Juan Carlos Díaz Granados: Reconciliar el país

Avatar del Juan Carlos Díaz Granados

Reconciliar el país es madurar. Es mirar con serenidad y coraje lo que nos une, más que lo que nos separa

Ecuador no necesita otra revolución sino una reconciliación. Hemos vivido demasiado tiempo entre consignas que dividen y relatos que prometen redención mientras siembran resentimiento. Hoy, la política ha reemplazado al ciudadano por el colectivo: mujer, indígena, homosexual, migrante. Cada identidad se ha convertido en trinchera. Se perdió el individuo y con él, la posibilidad del diálogo, de reconocernos en lo común y no en la diferencia.

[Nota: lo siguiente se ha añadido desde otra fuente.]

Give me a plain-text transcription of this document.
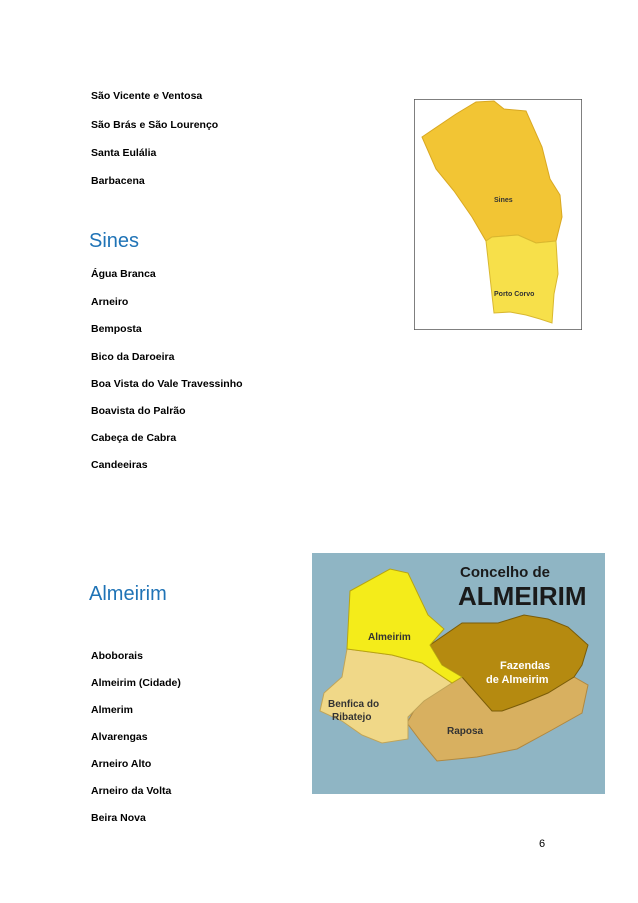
São Vicente e Ventosa
São Brás e São Lourenço
Santa Eulália
Barbacena
Sines
Água Branca
Arneiro
Bemposta
Bico da Daroeira
Boa Vista do Vale Travessinho
Boavista do Palrão
Cabeça de Cabra
Candeeiras
Sines
Porto Corvo
Almeirim
Aboborais
Almeirim (Cidade)
Almerim
Alvarengas
Arneiro Alto
Arneiro da Volta
Beira Nova
Concelho de
ALMEIRIM
Almeirim
Fazendas
de Almeirim
Benfica do
Ribatejo
Raposa
6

Reconciliar exige, ante todo, volver a decir la verdad. En tiempos donde la corrección política se confunde con virtud, expresar una convicción sincera parece una descortesía. Sin embargo, callar por miedo a ofender es renunciar a la razón y, con ella, a la libertad. El debate no destruye: ilumina. Las sociedades que dejan de discutir se vuelven frágiles, vulnerables al dogma y a la manipulación. El diálogo, incluso cuando incomoda, es la forma más alta de respeto.

También debemos aprender a mirar el mundo más allá de los titulares que reducen la complejidad a consignas y la realidad a eslóganes. Las culturas no son murallas, sino tejidos que se entrelazan. En lugar de buscar las diferencias, deberíamos reconocer lo parecido: la aspiración compartida a la justicia, la belleza y la verdad. Solo desde esa conciencia común puede nacer una verdadera ciudadanía.

Reconciliar no significa olvidar ni absolver. Significa restablecer el orden público -no solo el del Estado, sino el de la civilización democrática-, fundado en la igualdad jurídica y la dignidad de la persona. Las antiguas culturas americanas tuvieron grandeza y deben ser honradas, pero la república moderna descansa en un principio universal: todos somos iguales ante la ley. No puede haber dos justicias, una ordinaria y otra indígena, porque la fragmentación legal debilita el Estado y erosiona la confianza en la justicia. Ninguna identidad, por legítima que sea, puede colocarse por encima de la norma común.

Reconciliar el país es madurar. Es mirar con serenidad y coraje lo que nos une, más que lo que nos separa. Porque reconciliar no es retroceder: es avanzar hacia una patria donde la ley, la palabra y la razón sean los pilares de la convivencia republicana.